In order to mine transient stories and their correlations implicit in social streams, Lee et. al. proposed a new model of cohesive subgraph named (kd)-core [9], in which every node has at least k neighbors and two end nodes of every edge have at least d common neighbors. In other words, each edge in subgraph is included by a k-core and a \((d+2)\)-truss at the same time. The constraints of (kd)-core are much stricter than \({\mathsf {k}}\)-\({\mathsf {core}}\)-\({\mathsf {truss}}\). To provide structural relations among cliques, Sariyuce et al. [1] defines the nucleus decomposition of a graph, which represented the graph as a forest of nuclei. Each nucleus is a subgraph where smaller cliques are present in many larger cliques. With the right parameters, the nucleus decomposition generalizes the classic notions of k-cores and k-truss decompositions. Both (kd)-core and nucleus are different from our \({\mathsf {k}}\)-\({\mathsf {core}}\)-\({\mathsf {truss}}\) model in terms of structural constraints.

7 Conclusion

In this paper, we propose a novel dense subgraph of \({\mathsf {k}}\)-\({\mathsf {core}}\)-\({\mathsf {truss}}\) that combines the nice structural properties of k-core and the k-truss. We study two useful problems of \({\mathsf {k}}\)-\({\mathsf {core}}\)-\({\mathsf {truss}}\) decomposition and \({\mathsf {k}}\)-\({\mathsf {core}}\)-\({\mathsf {truss}}\) search. We develop a k-core-truss decomposition algorithm to find all \({\mathsf {k}}\)-\({\mathsf {core}}\)-\({\mathsf {truss}}\) in a graph G by iteratively removing edges with the smallest \({\mathsf {degree}}\)-\({\mathsf {support}}\). In addition, we offer a \({\mathsf {k}}\)-\({\mathsf {core}}\)-\({\mathsf {truss}}\) search algorithm to identifying a particular \({\mathsf {k}}\)-\({\mathsf {core}}\)-\({\mathsf {truss}}\) containing a given query node such that the core number k is the largest. Extensive experiments on five web-scale real-world datasets, and show that our \({\mathsf {k}}\)-\({\mathsf {core}}\)-\({\mathsf {truss}}\) algorithms can efficiently and effectively find cohesive substructures over real-world networks, which can significantly discover the interesting and important relationships out the scope of k-core and k-truss.

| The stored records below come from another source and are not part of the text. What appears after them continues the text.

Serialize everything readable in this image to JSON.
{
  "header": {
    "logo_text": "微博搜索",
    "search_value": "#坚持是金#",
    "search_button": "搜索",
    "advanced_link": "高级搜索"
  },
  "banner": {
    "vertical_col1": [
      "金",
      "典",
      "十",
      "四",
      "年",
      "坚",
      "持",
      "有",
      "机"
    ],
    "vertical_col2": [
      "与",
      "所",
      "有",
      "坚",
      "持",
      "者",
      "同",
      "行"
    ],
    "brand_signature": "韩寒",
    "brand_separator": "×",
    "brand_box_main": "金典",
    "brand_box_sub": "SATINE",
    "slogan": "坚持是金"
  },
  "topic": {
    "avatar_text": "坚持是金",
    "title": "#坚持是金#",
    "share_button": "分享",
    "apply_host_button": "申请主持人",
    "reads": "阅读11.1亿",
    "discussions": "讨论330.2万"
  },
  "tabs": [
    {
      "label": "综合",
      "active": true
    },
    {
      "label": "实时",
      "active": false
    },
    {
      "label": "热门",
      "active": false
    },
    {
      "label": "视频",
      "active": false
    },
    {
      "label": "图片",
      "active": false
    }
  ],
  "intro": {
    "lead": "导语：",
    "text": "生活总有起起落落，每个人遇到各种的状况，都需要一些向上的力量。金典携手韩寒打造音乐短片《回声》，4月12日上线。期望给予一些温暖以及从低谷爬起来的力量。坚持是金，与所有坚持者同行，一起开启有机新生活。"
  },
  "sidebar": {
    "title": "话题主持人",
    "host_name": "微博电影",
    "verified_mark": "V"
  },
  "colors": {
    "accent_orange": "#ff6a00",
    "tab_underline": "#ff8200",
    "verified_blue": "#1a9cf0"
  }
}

Our work takes an important first step toward enriching dense subgraph models in the network analysis. It opens up several interesting directions for further research. One of intuitive open problem is to study \({\mathsf {k}}\)-\({\mathsf {core}}\)-\({\mathsf {truss}}\) decomposition and search in the environment of stream or dynamic graphs, that is, the nodes/edges are frequently inserted/deleted.